Un des signes les plus caractéristiques d’une mauvaise culture est l’indifférence sur la qualité des semences. Il en est des espèces végétales comme des animales : si les soins hygiéniques et la bonne nourriture font beaucoup, un bon choix de reproducteurs n’a pas moins d’importance. Quand on confie à la terre des semences avariées, mélangées de substances étrangères et de graines parasites, ou seulement d’une maturité douteuse et d’une nature abâtardie, on doit s’attendre à de grands déficits de récolte. Quand au contraire on se sert de semences triées avec soin, parfaitement propres, saines, vigoureuses, appartenant à des espèces supérieures, on est récompensé au centuple. La production et la vente des bonnes semences forment une industrie comme une autre, qui se perfectionne en se spécialisant. Plus la culture est avancée dans un pays, plus le commerce des graines de semence y prospère.

Je sais que l’expérience de cette année n’a pas été favorable aux blés d’origine anglaise qui s’introduisaient dans le nord de la France.
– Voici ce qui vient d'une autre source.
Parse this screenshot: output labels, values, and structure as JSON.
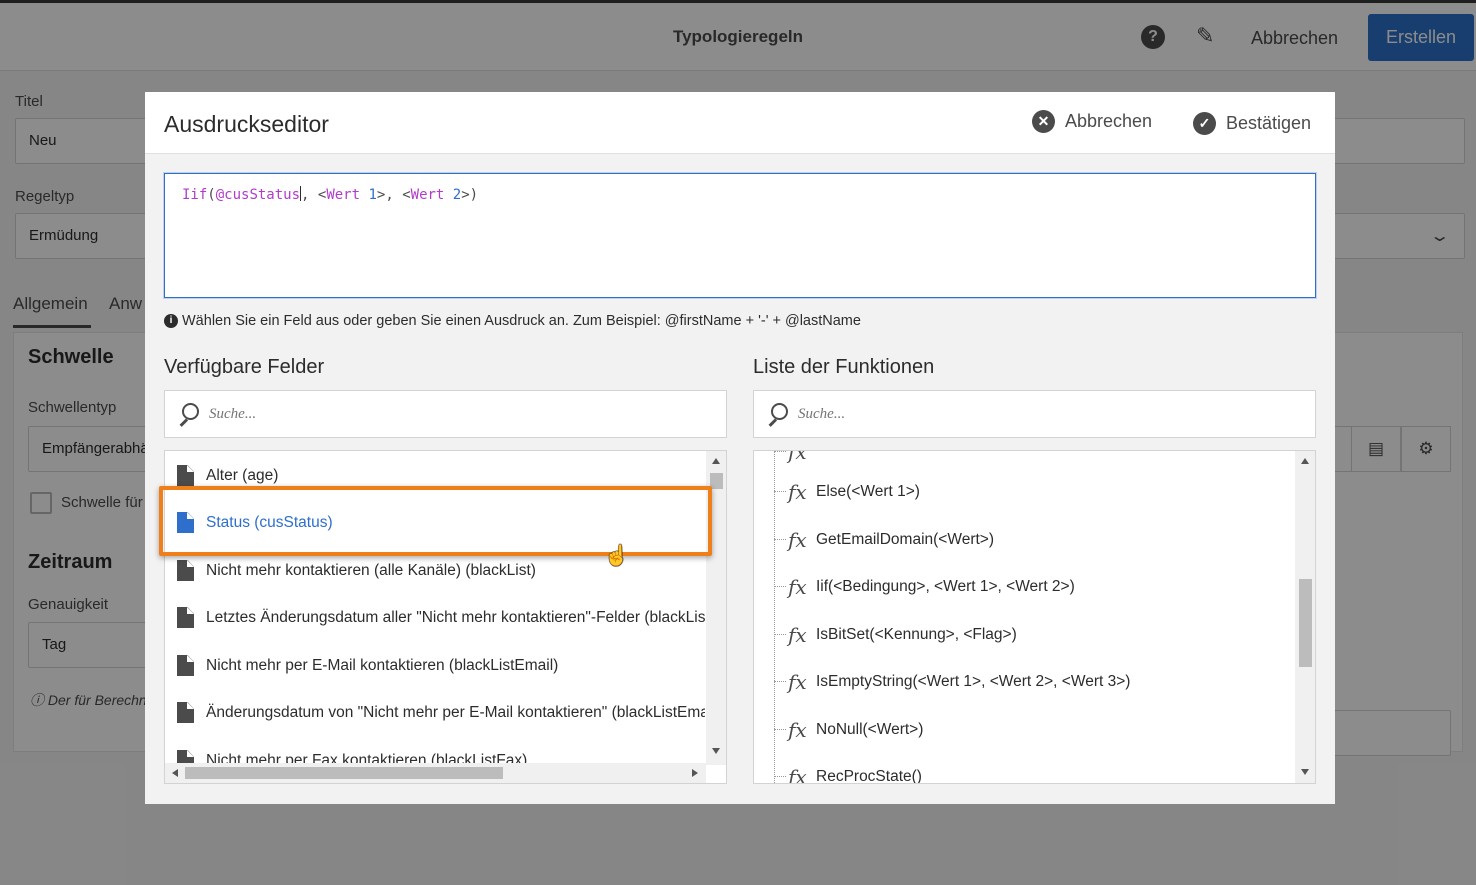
{
  "app": {
    "title": "Typologieregeln",
    "help_icon": "help-icon",
    "edit_icon": "pencil-icon",
    "cancel_label": "Abbrechen",
    "create_label": "Erstellen",
    "accent_color": "#2d6fcb"
  },
  "form": {
    "title_label": "Titel",
    "title_value": "Neu",
    "ruletype_label": "Regeltyp",
    "ruletype_value": "Ermüdung",
    "tabs": [
      {
        "label": "Allgemein"
      },
      {
        "label": "Anw"
      }
    ],
    "threshold_section": "Schwelle",
    "threshold_type_label": "Schwellentyp",
    "threshold_type_value": "Empfängerabhä",
    "threshold_checkbox_label": "Schwelle für",
    "period_section": "Zeitraum",
    "precision_label": "Genauigkeit",
    "precision_value": "Tag",
    "note_text": "Der für Berechn"
  },
  "modal": {
    "title": "Ausdruckseditor",
    "cancel_label": "Abbrechen",
    "confirm_label": "Bestätigen",
    "expression": {
      "fn": "Iif",
      "open": "(",
      "field": "@cusStatus",
      "sep1": ", <",
      "kw1": "Wert",
      "num1": "1",
      "sep2": ">, <",
      "kw2": "Wert",
      "num2": "2",
      "close": ">)"
    },
    "hint": "Wählen Sie ein Feld aus oder geben Sie einen Ausdruck an. Zum Beispiel: @firstName + '-' + @lastName",
    "fields": {
      "title": "Verfügbare Felder",
      "search_placeholder": "Suche...",
      "items": [
        {
          "label": "Alter (age)"
        },
        {
          "label": "Status (cusStatus)"
        },
        {
          "label": "Nicht mehr kontaktieren (alle Kanäle) (blackList)"
        },
        {
          "label": "Letztes Änderungsdatum aller \"Nicht mehr kontaktieren\"-Felder (blackListAl"
        },
        {
          "label": "Nicht mehr per E-Mail kontaktieren (blackListEmail)"
        },
        {
          "label": "Änderungsdatum von \"Nicht mehr per E-Mail kontaktieren\" (blackListEmailL"
        },
        {
          "label": "Nicht mehr per Fax kontaktieren (blackListFax)"
        }
      ],
      "selected_index": 1
    },
    "functions": {
      "title": "Liste der Funktionen",
      "search_placeholder": "Suche...",
      "items": [
        {
          "label": "Else(<Wert 1>)"
        },
        {
          "label": "GetEmailDomain(<Wert>)"
        },
        {
          "label": "Iif(<Bedingung>, <Wert 1>, <Wert 2>)"
        },
        {
          "label": "IsBitSet(<Kennung>, <Flag>)"
        },
        {
          "label": "IsEmptyString(<Wert 1>, <Wert 2>, <Wert 3>)"
        },
        {
          "label": "NoNull(<Wert>)"
        },
        {
          "label": "RecProcState()"
        }
      ]
    }
  }
}
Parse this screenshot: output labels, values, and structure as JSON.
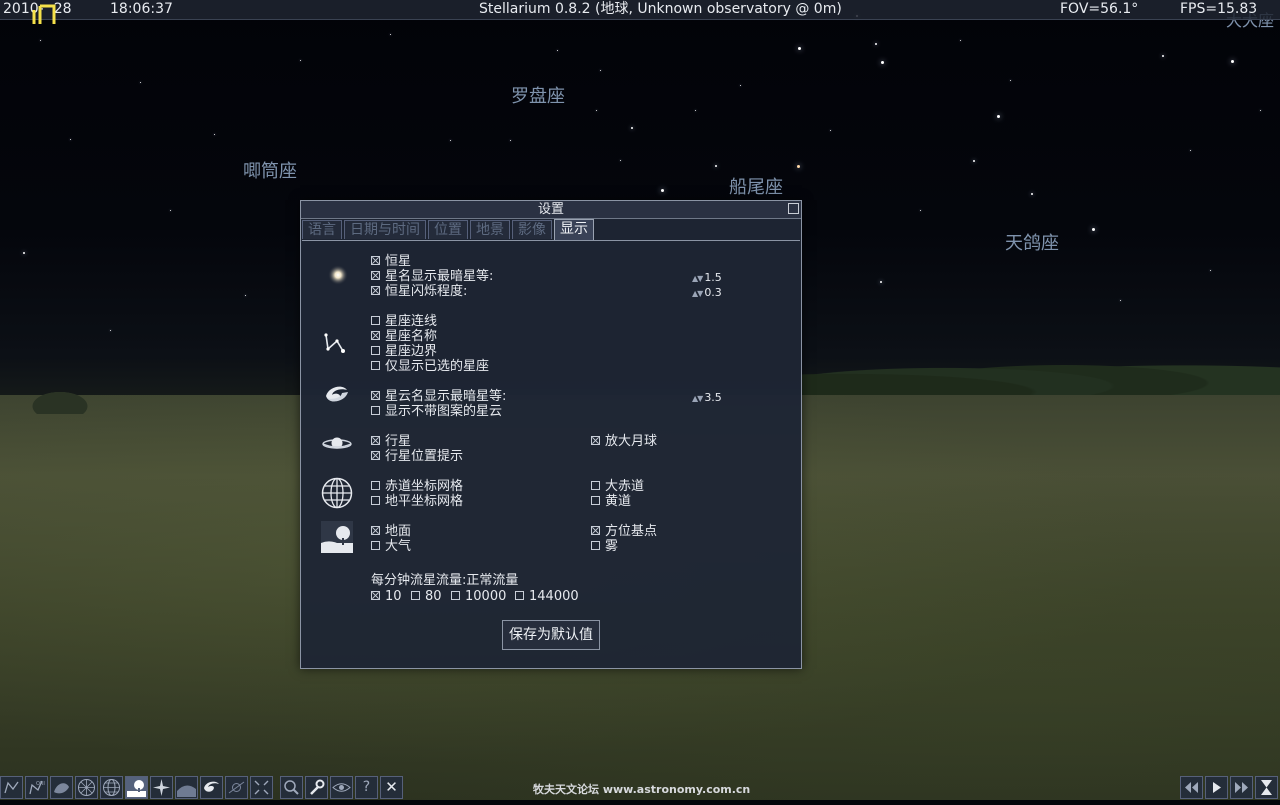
{
  "topbar": {
    "date": "2010-",
    "date_tail": "28",
    "time": "18:06:37",
    "title": "Stellarium 0.8.2 (地球, Unknown observatory @ 0m)",
    "fov": "FOV=56.1°",
    "fps": "FPS=15.83",
    "corner_label": "大犬座"
  },
  "sky": {
    "constellations": [
      "罗盘座",
      "唧筒座",
      "船尾座",
      "天鸽座"
    ]
  },
  "dialog": {
    "title": "设置",
    "tabs": [
      "语言",
      "日期与时间",
      "位置",
      "地景",
      "影像",
      "显示"
    ],
    "active_tab": "显示",
    "stars": {
      "show_stars": {
        "label": "恒星",
        "checked": true
      },
      "star_names": {
        "label": "星名显示最暗星等:",
        "checked": true,
        "value": "1.5"
      },
      "twinkle": {
        "label": "恒星闪烁程度:",
        "checked": true,
        "value": "0.3"
      }
    },
    "constellations": {
      "lines": {
        "label": "星座连线",
        "checked": false
      },
      "names": {
        "label": "星座名称",
        "checked": true
      },
      "boundaries": {
        "label": "星座边界",
        "checked": false
      },
      "selected_only": {
        "label": "仅显示已选的星座",
        "checked": false
      }
    },
    "nebulae": {
      "names": {
        "label": "星云名显示最暗星等:",
        "checked": true,
        "value": "3.5"
      },
      "no_texture": {
        "label": "显示不带图案的星云",
        "checked": false
      }
    },
    "planets": {
      "planets": {
        "label": "行星",
        "checked": true
      },
      "hints": {
        "label": "行星位置提示",
        "checked": true
      },
      "moon_scale": {
        "label": "放大月球",
        "checked": true
      }
    },
    "grids": {
      "equatorial": {
        "label": "赤道坐标网格",
        "checked": false
      },
      "azimuthal": {
        "label": "地平坐标网格",
        "checked": false
      },
      "equator": {
        "label": "大赤道",
        "checked": false
      },
      "ecliptic": {
        "label": "黄道",
        "checked": false
      }
    },
    "landscape": {
      "ground": {
        "label": "地面",
        "checked": true
      },
      "atmosphere": {
        "label": "大气",
        "checked": false
      },
      "cardinal": {
        "label": "方位基点",
        "checked": true
      },
      "fog": {
        "label": "雾",
        "checked": false
      }
    },
    "meteors": {
      "title": "每分钟流星流量:正常流量",
      "options": [
        {
          "label": "10",
          "checked": true
        },
        {
          "label": "80",
          "checked": false
        },
        {
          "label": "10000",
          "checked": false
        },
        {
          "label": "144000",
          "checked": false
        }
      ]
    },
    "save_button": "保存为默认值"
  },
  "bottombar": {
    "help": "?",
    "close": "✕",
    "watermark": "牧夫天文论坛 www.astronomy.com.cn"
  },
  "colors": {
    "dialog_bg": "#1e2534",
    "constellation_label": "#7f93ad",
    "accent_logo": "#f5e14a"
  }
}
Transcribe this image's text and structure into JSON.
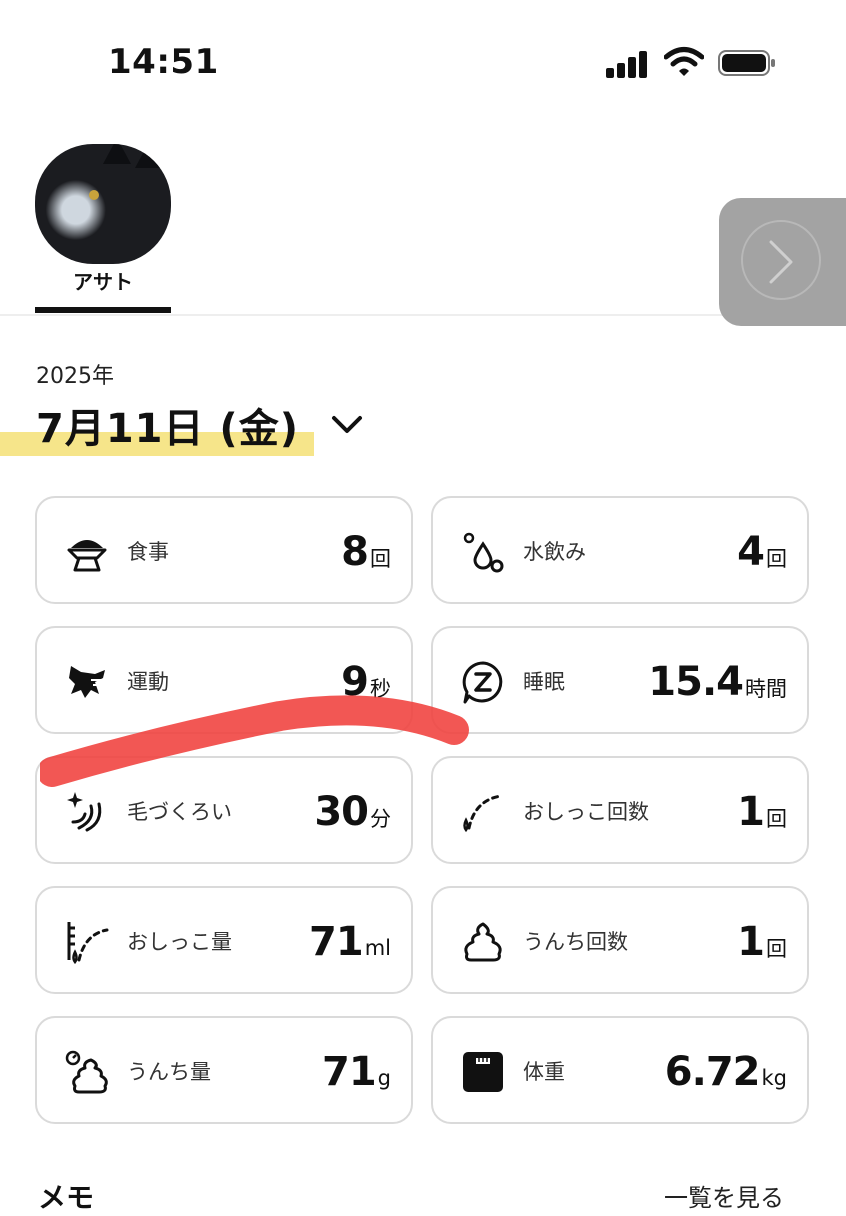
{
  "status_bar": {
    "time": "14:51",
    "icons": [
      "cellular-signal-icon",
      "wifi-icon",
      "battery-icon"
    ]
  },
  "pet_tabs": {
    "selected_pet": "アサト",
    "next_icon": "chevron-right-icon"
  },
  "date_header": {
    "year": "2025年",
    "date": "7月11日 (金)",
    "dropdown_icon": "chevron-down-icon",
    "highlight_color": "#f6e58a"
  },
  "stats": [
    {
      "icon": "food-bowl-icon",
      "label": "食事",
      "value": "8",
      "unit": "回"
    },
    {
      "icon": "water-drop-icon",
      "label": "水飲み",
      "value": "4",
      "unit": "回"
    },
    {
      "icon": "running-cat-icon",
      "label": "運動",
      "value": "9",
      "unit": "秒"
    },
    {
      "icon": "sleep-icon",
      "label": "睡眠",
      "value": "15.4",
      "unit": "時間"
    },
    {
      "icon": "grooming-icon",
      "label": "毛づくろい",
      "value": "30",
      "unit": "分"
    },
    {
      "icon": "pee-count-icon",
      "label": "おしっこ回数",
      "value": "1",
      "unit": "回"
    },
    {
      "icon": "pee-amount-icon",
      "label": "おしっこ量",
      "value": "71",
      "unit": "ml"
    },
    {
      "icon": "poop-count-icon",
      "label": "うんち回数",
      "value": "1",
      "unit": "回"
    },
    {
      "icon": "poop-amount-icon",
      "label": "うんち量",
      "value": "71",
      "unit": "g"
    },
    {
      "icon": "weight-scale-icon",
      "label": "体重",
      "value": "6.72",
      "unit": "kg"
    }
  ],
  "memo": {
    "title": "メモ",
    "view_all": "一覧を見る"
  },
  "colors": {
    "accent_yellow": "#f6e58a",
    "annotation_red": "#f0403c",
    "next_button_gray": "#a3a3a3"
  }
}
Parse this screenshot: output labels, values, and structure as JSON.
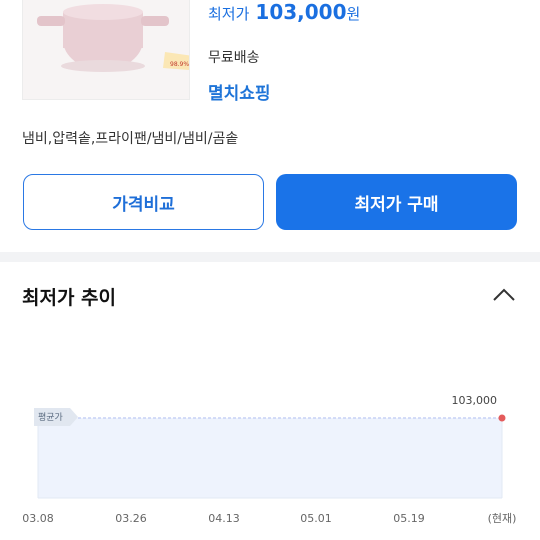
{
  "product": {
    "price_label": "최저가",
    "price_value": "103,000",
    "price_unit": "원",
    "shipping": "무료배송",
    "shop_name": "멸치쇼핑",
    "category_path": "냄비,압력솥,프라이팬/냄비/냄비/곰솥",
    "thumb_badge": "98.9%"
  },
  "buttons": {
    "compare_label": "가격비교",
    "buy_label": "최저가 구매"
  },
  "trend": {
    "title": "최저가 추이",
    "avg_label": "평균가"
  },
  "chart_data": {
    "type": "line",
    "x": [
      "03.08",
      "03.26",
      "04.13",
      "05.01",
      "05.19",
      "(현재)"
    ],
    "series": [
      {
        "values": [
          103000,
          103000,
          103000,
          103000,
          103000,
          103000
        ]
      }
    ],
    "end_label": "103,000",
    "grid": false,
    "colors": {
      "line": "#c7d2f5",
      "point": "#e45b5b",
      "fill": "#eef3fd"
    }
  }
}
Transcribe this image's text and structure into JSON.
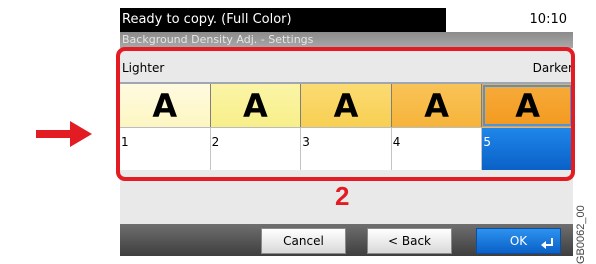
{
  "status": {
    "message": "Ready to copy. (Full Color)",
    "time": "10:10"
  },
  "screen_title": "Background Density Adj. - Settings",
  "scale": {
    "lighter_label": "Lighter",
    "darker_label": "Darker"
  },
  "swatch_letter": "A",
  "swatch_colors": [
    "#fdf6c2",
    "#f8ef8a",
    "#f7cf52",
    "#f6b43b",
    "#f39a1f"
  ],
  "levels": [
    {
      "label": "1",
      "selected": false
    },
    {
      "label": "2",
      "selected": false
    },
    {
      "label": "3",
      "selected": false
    },
    {
      "label": "4",
      "selected": false
    },
    {
      "label": "5",
      "selected": true
    }
  ],
  "callout_number": "2",
  "buttons": {
    "cancel": "Cancel",
    "back": "< Back",
    "ok": "OK"
  },
  "figure_code": "GB0062_00",
  "colors": {
    "highlight_red": "#e31b23",
    "selected_blue": "#0a61c7"
  }
}
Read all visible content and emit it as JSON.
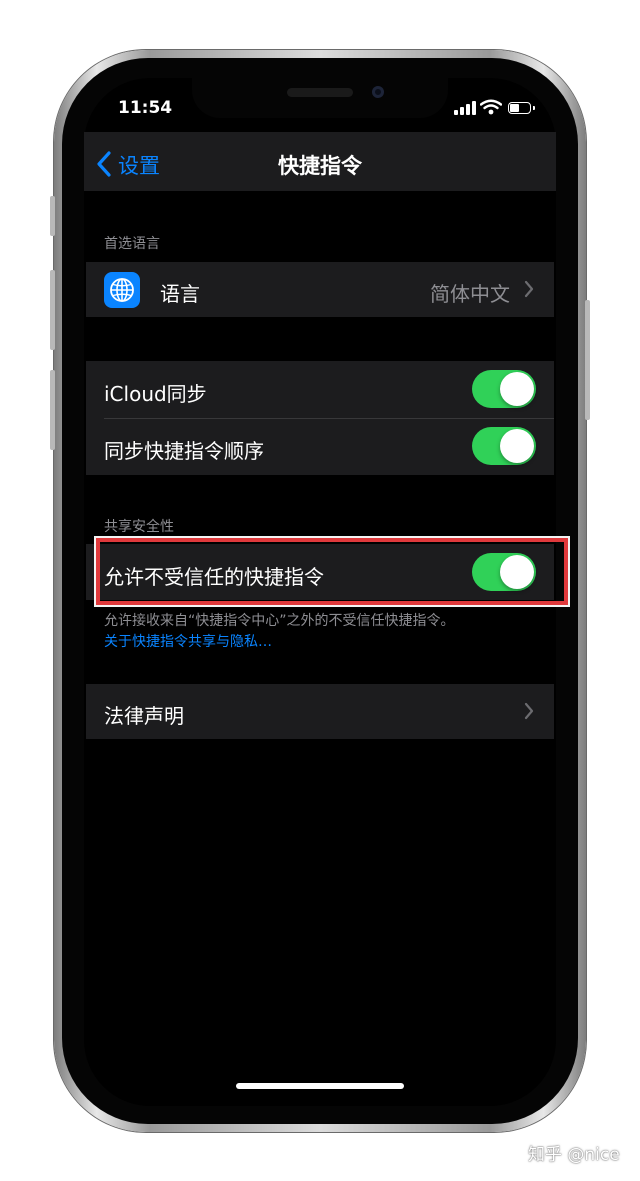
{
  "status_bar": {
    "time": "11:54"
  },
  "nav": {
    "back_label": "设置",
    "title": "快捷指令"
  },
  "language_section": {
    "header": "首选语言",
    "language_label": "语言",
    "language_value": "简体中文"
  },
  "sync_section": {
    "icloud_sync_label": "iCloud同步",
    "icloud_sync_on": true,
    "sync_order_label": "同步快捷指令顺序",
    "sync_order_on": true
  },
  "sharing_section": {
    "header": "共享安全性",
    "untrusted_label": "允许不受信任的快捷指令",
    "untrusted_on": true,
    "footer_text": "允许接收来自“快捷指令中心”之外的不受信任快捷指令。",
    "footer_link": "关于快捷指令共享与隐私…"
  },
  "legal_section": {
    "label": "法律声明"
  },
  "colors": {
    "accent": "#0a84ff",
    "toggle_on": "#30d158",
    "highlight": "#e0393c"
  },
  "watermark": "知乎 @nice"
}
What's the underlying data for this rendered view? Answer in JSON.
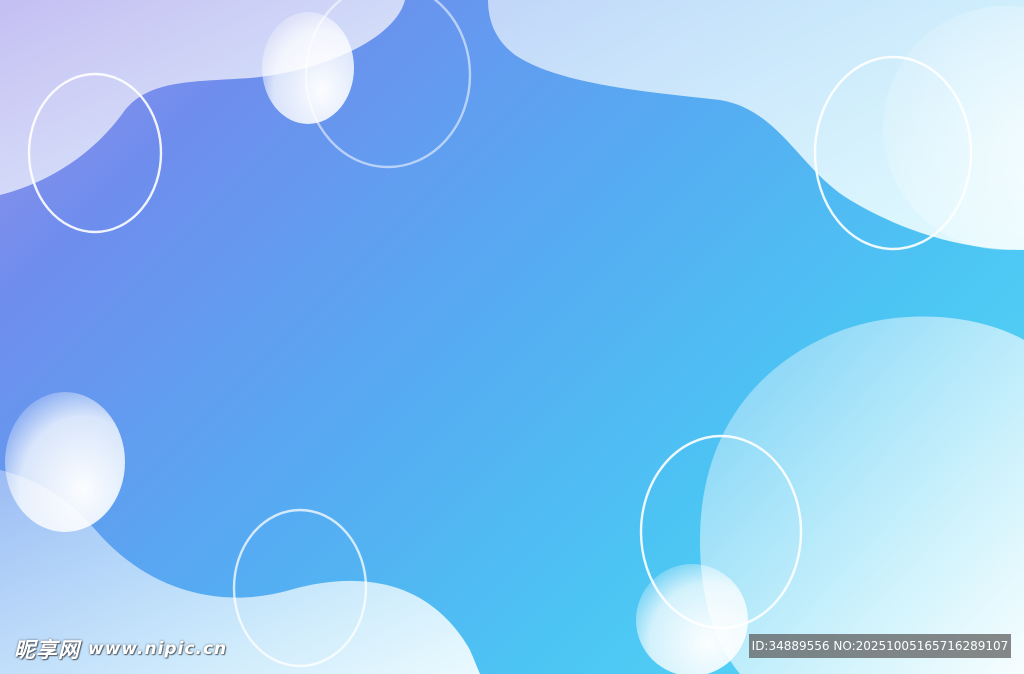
{
  "watermark": {
    "brand": "昵享网",
    "site": "www.nipic.cn",
    "id_text": "ID:34889556 NO:20251005165716289107"
  },
  "colors": {
    "top_left": "#9a93ea",
    "center": "#57a9f2",
    "edges": "#56dcf7",
    "highlight": "#ffffff"
  }
}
L’hiver ayant été plus rude que ceux de leur île, la plupart ont gelé. C’est une preuve entre mille de l’extrême prudence qu’il faut apporter à toute importation agricole, ce n’est pas une raison pour douter du principe. Cherchons à rendre ces variétés moins sensibles au froid, choisissons parmi les nôtres celles qui produisent le plus ; tous les moyens sont bons, pourvu que le but soit atteint. Tandis que, dans certaines parties de la France, le blé rend six ou sept hectolitres à l’hectare ou trois fois la semence seulement, un propriétaire des environs de Dunkerque, M. Vandercolme, expose cette année un blé d’Australie, venu chez lui, qui lui a donné 66 hectolitres, c’est-à-dire dix fois plus. Si prodigieux qu’il soit, ce rendement ne paraît pas impossible quand on étudie la végétation du froment. On a vu tel grain, appartenant à la variété la plus productive et placé dans les conditions les plus favorables, produire 100 épis de 100 grains chacun, ou 10,000 grains en tout. Pline parle d’une gerbe envoyée à Auguste qui contenait 400 tiges sorties d’un seul pied.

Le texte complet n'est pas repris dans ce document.